Кельвелер протянул Герреку узкую полоску мятой бумаги, порванной по краям. Короткие строчки были отпечатаны на машинке.

В хижине в Вобане
Парочка скрывалась,
Все о ней – молчок.
И не тратьте время,
Чтоб забить седьмой.

– Откуда этот стишок? – удивился Геррек.

– Из моего кармана.

– Опять?

– На этот раз я здесь ни при чем. Мне подбросили эту записку только что, в кафе. Ее там не было, когда я в три часа вошел в бар.

– Где была ваша куртка?

– Рядом с бильярдным столом, сохла на стуле.

– Бумажка была скомкана?

– Да.

– А что это за «седьмой»?

– Бильярдный шар номер семь. Я трижды безуспешно пытался его забить в конце партии.

– Написано коряво.

– Зато понятно.

– Парочка… – пробормотал Геррек. – Если в тот вечер в хижине прятались тайные любовники и Мари их вспугнула, один из них мог ее убить.
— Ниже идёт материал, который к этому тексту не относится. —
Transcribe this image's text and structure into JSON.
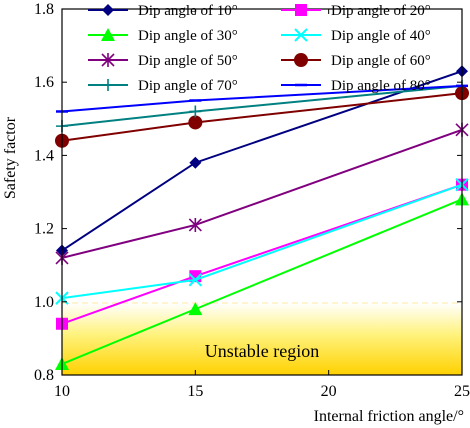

Ничего удивительного, такое уже бывало, не далее как четыре года назад в Лориане. Только… почему анонимное письмо? И почему автор не называет эту парочку? Почему обращается к вам? Почему в кафе? И этот седьмой шар, он-то при чем?

– Где-то тут собака зарыта, – тихо проговорил Луи.

– Бесполезные вопросы… – пожал плечами Геррек, словно беседуя с самим собой. – Тут мы имеем дело с запутанными тайнами любителей анонимок, их ненормальными побуждениями, извращенными методами, лишенными логики… Жадность, трусость, жестокость, слабость… То же самое было лет шесть назад в Пон-Лабе. Однако нельзя исключать, что все это – правда.

– Хижина в Вобане – подходящее место для парочек. Крыша над головой и от чужих глаз подальше. Можно почти не бояться, что кто-нибудь увидит.